Measuring apparent cortical thickness changes with T1234
Poster No:
1995
Submission Type:
Late-Breaking Abstract Submission
Authors:
Chung (Kenny) Kan1, Renzo Huber1, Rüdiger Stirnberg2, A. Tyler Morgan1, Peter Bandettini1
Institutions:
1NIH, Bethesda, MD, 2German Center for Neurodegenerative Diseases (DZNE), Bonn, Germany
First Author:
Co-Author(s):
Late Breaking Reviewer(s):
Rosanna Olsen
Rotman Research Institute, Baycrest Academy for Research and Education
Toronto, Ontario
Rotman Research Institute, Baycrest Academy for Research and Education
Toronto, Ontario
Introduction:
Previously, we developed a fast EPI-based structural scan technique that can provide MP2RAGE-like structural scans without distortions and without typical EPI phase artifacts with TRs of just 20 seconds: T1234 (Kan 2024). This method allows structural scans at the time scale of typical fMRI activation blocks, allowing researchers to investigate functionally induced changes in GM structure.
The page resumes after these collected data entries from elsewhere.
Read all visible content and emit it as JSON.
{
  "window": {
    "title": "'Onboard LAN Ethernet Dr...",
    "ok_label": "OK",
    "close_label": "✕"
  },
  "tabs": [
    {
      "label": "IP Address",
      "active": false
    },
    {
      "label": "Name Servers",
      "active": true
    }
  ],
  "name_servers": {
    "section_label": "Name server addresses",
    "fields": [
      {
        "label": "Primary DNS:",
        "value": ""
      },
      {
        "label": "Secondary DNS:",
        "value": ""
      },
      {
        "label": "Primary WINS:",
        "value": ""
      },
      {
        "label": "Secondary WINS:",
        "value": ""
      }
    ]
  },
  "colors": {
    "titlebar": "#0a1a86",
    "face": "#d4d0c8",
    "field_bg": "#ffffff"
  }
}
Previous studies could investigate functionally-induced GM thickness changes (Zaretskaya 2023, Tardif 2017) and GM displacements (Zoraghi 2021) in the time scales of 5-10 minutes. Here we aim to investigate such structural changes at more typical fMRI timescales of 20-40 seconds (Renvall 2014). The purpose of this is to obtain knowledge of cortical fine-scale volume redistribution mechanisms between GM and CSF with potential implications of interpreting VASO layer-fMRI results.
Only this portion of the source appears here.